Dans son Encyclique du 1er novembre 1914, Benoît XV ne convie-t-il pas les vrais apôtres à creuser un plus profond sillon pour arracher les âmes à l’amour du bien-être, à l’égoïsme, à la légèreté des goûts, à l’oubli des biens éternels ? C’est faire appel à la vie intérieure des ministres du divin Crucifié.
Dieu qui nous a tant donné exige que dès l’âge de raison le chrétien unisse à la Passion sanglante de Jésus quelque chose de lui-même, ce que nous pourrions appeler le sang de son âme, c’est-à-dire les sacrifices nécessaires pour observer les lois divines. Comment le fidèle sera-t-il entraîné à faire généreusement ces sacrifices de biens, de plaisirs, d’honneurs, sinon par l’exemple du conducteur d’âmes familiarisé lui-même avec l’esprit de sacrifice ?
D’où viendra le salut de la société, demande-t-on anxieux, au spectacle des victoires répétées de l’infernal ennemi ? Quand sera-ce à l’Église de triompher à son tour ? Avec le Maître, il nous est aisé de répondre : Hoc autem genus non ejicitur nisi per orationem et jejunium, Quand des rangs du sacerdoce et de la milice religieuse sortira une pléiade d’hommes mortifiés faisant resplendir à travers les peuples le mystère de la Croix, ces peuples contemplant dans le prêtre ou le religieux mortifié les réparations pour les péchés du monde, comprendront la Rédemption par le Sang de Jésus-Christ.
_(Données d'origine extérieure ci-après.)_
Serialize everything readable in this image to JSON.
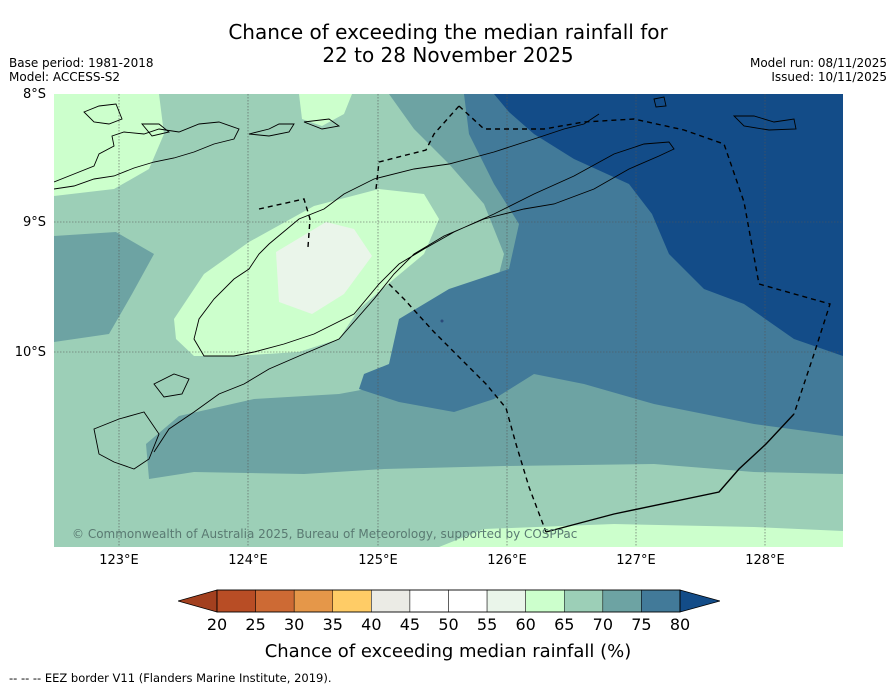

Alors seulement l’armée de Satan reculera, et la douloureuse plainte du Seigneur outragé mais trouvant enfin des réparateurs, n’aura plus à travers les siècles son redoutable écho. Et quaesivi de eis virum, qui interponeret sepem et staret oppositus contra me pro terra ne dissiparem eam, et non inveni.
Quelqu’un a voulu analyser pourquoi un seul signe de croix du Père de Ravignan produisait un effet aussi magique sur les indifférents, les impies même, venus l’entendre par pure curiosité. La conclusion de ses questions à de nombreux auditeurs fut que l’austérité de vie intime du prédicateur se manifestait d’une façon saisissante par ce signe de croix qui l’unissait au mystère du Calvaire.